Jane Bozarth's Show Your Work beautifully describes how we need to rethink teaching and learning. It's perhaps one of the best designed Learning & Development books published—it is well written and artfully filled with numerous examples and illustrations. When I first heard about the book I thought it would be only about showing your work to others so they can learn from you. While it does do that, it goes beyond—such as showing your work to others to receive critical feedback, or laying out your work so that you can talk about it to yourself and reflect upon it in order to gain a deeper understanding on what else needs to be done.

While the learning and development craft has become very good at instructing explicit knowledge and skills, training tacit knowledge and skills often fall short of delivering expert performance because it fails to place the learning in the context of workflow.
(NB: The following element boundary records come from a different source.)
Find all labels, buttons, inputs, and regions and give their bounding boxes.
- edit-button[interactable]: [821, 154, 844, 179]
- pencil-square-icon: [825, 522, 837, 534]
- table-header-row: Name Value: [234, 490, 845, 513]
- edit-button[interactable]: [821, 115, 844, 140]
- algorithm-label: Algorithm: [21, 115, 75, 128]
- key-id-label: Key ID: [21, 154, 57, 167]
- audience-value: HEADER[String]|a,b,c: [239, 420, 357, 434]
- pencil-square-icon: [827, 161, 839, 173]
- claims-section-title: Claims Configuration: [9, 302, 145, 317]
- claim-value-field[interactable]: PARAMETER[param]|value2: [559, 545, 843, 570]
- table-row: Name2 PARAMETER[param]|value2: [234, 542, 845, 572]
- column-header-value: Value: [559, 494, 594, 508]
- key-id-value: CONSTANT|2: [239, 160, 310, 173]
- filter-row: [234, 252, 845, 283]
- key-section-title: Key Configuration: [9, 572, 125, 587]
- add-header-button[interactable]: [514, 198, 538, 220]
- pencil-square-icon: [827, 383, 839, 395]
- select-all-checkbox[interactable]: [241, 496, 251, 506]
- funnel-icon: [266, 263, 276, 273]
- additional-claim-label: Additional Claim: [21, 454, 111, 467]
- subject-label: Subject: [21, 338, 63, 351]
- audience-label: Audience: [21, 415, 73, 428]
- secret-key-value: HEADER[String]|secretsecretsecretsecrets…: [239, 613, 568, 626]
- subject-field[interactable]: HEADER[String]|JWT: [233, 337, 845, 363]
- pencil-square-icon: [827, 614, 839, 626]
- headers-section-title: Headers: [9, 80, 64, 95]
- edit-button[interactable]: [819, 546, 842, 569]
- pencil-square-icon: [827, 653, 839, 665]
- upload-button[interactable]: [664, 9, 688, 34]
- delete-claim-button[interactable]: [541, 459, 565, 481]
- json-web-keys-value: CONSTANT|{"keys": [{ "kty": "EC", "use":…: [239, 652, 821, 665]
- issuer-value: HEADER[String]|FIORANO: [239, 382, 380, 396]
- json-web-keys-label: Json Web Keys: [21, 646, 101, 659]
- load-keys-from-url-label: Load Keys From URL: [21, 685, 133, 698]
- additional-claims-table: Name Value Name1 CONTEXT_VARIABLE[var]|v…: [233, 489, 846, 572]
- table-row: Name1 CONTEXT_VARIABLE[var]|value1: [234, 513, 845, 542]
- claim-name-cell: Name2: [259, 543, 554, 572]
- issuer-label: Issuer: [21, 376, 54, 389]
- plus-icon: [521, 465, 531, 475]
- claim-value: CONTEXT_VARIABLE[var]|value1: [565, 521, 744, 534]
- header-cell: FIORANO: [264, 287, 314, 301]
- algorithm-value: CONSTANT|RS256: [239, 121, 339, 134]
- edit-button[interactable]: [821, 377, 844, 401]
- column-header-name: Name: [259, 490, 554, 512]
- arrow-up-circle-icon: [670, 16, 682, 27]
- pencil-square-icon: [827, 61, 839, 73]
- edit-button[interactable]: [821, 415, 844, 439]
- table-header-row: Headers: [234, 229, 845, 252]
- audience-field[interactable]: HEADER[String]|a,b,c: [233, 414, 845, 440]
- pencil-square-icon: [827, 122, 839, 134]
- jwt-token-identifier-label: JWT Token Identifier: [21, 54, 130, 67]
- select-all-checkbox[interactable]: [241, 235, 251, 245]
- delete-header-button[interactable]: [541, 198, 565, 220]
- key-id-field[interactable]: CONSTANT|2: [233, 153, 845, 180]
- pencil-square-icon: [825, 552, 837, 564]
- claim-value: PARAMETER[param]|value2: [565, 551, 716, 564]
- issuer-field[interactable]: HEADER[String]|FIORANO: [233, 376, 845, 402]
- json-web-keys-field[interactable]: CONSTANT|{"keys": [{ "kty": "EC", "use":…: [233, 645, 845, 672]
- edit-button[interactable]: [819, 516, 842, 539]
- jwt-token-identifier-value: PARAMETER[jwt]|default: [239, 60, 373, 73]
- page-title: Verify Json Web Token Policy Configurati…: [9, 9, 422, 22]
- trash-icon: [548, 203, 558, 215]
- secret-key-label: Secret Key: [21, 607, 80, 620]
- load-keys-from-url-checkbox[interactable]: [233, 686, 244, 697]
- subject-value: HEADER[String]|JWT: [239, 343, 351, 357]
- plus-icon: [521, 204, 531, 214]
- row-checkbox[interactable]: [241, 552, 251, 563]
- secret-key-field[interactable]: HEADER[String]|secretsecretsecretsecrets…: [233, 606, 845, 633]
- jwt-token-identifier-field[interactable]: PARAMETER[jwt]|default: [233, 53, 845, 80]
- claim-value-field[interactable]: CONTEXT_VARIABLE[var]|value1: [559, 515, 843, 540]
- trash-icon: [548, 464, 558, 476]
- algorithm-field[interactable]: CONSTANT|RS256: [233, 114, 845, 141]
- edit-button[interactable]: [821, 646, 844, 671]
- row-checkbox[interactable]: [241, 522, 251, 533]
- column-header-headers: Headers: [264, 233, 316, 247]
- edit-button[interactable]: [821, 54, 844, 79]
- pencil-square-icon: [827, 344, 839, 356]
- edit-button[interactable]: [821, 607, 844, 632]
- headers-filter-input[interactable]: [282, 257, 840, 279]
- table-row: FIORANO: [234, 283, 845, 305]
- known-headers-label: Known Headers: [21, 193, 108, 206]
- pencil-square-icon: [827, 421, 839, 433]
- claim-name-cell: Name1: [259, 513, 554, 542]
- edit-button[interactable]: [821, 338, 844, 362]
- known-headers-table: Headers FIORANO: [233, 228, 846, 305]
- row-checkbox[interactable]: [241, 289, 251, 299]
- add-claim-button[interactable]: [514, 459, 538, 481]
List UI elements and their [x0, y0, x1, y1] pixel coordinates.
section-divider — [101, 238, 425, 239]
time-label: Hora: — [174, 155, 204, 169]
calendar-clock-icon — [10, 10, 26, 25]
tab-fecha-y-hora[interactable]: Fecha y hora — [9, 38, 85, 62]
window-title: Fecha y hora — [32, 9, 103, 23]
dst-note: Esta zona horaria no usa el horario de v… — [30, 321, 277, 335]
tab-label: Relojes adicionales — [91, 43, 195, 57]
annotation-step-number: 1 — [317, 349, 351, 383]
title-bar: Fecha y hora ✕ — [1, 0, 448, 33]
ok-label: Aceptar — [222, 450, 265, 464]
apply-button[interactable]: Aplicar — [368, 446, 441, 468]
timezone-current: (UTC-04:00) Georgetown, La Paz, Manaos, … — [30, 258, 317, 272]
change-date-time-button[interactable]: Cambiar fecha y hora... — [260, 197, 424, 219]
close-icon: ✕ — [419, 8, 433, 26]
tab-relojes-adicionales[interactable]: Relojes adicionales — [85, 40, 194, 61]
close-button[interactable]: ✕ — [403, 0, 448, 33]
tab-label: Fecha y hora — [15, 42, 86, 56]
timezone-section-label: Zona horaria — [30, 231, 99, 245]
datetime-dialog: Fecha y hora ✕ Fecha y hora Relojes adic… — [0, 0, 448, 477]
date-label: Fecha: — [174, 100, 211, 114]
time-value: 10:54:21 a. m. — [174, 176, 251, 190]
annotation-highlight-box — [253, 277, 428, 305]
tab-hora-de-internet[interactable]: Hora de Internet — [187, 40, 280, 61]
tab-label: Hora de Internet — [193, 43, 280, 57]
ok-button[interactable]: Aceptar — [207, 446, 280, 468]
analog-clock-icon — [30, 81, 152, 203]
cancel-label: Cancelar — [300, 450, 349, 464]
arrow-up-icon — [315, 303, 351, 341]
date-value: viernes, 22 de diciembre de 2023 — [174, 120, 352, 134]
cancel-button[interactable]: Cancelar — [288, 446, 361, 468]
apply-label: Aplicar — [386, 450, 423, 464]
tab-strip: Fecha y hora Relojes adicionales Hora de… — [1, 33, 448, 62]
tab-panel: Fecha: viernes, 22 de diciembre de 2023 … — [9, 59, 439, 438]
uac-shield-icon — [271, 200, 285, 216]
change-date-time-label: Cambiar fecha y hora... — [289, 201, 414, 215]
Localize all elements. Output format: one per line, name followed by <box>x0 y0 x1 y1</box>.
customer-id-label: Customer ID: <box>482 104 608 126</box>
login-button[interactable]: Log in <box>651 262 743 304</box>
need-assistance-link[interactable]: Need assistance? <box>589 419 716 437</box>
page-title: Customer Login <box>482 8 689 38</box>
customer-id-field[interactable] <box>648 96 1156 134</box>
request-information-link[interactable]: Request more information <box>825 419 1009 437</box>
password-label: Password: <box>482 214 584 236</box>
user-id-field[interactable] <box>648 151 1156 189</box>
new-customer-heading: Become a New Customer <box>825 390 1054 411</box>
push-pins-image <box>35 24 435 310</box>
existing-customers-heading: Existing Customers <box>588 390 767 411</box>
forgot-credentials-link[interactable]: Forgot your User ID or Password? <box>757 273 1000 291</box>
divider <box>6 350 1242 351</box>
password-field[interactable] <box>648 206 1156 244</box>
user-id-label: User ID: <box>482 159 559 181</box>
Thus, Show Your Work is the bridge that crosses over from the explicit to the tacit by using great examples, such as showing the steps, lessons learned, and managing exceptions that help people learn the more difficult task through a series of photos, video, posting on a blog, etc. that people can easily find and relate to.

What is interesting is how Jane's book fits into Nonaka and Takeuchi's Four Modes of Knowledge Creation (from the The Knowledge Creating Company):

  • Socialization: from tacit to tacit - Sharing experiences to create tacit knowledge, such as making a video of how you learned something.
  • Internalization: from explicit to tacit - “Learning by doing.” By following the examples in Show Your Work you can learn to create short learning experiences that can be easily followed by others.
  • Externalization: from tacit to explicit - Using explicit concepts such as metaphors, analogies, concepts, hypothesis, or models to provide the big picture.
  • Combination: from explicit to explicit - People exchange and combine knowledge through various media, such as documents and conversations.

For more on the Four Modes of Knowledge Creation, see Knowledge and The Knowledge Spiral.

I highly recommend putting Jane Bozarth's Show Your Work on your reading list.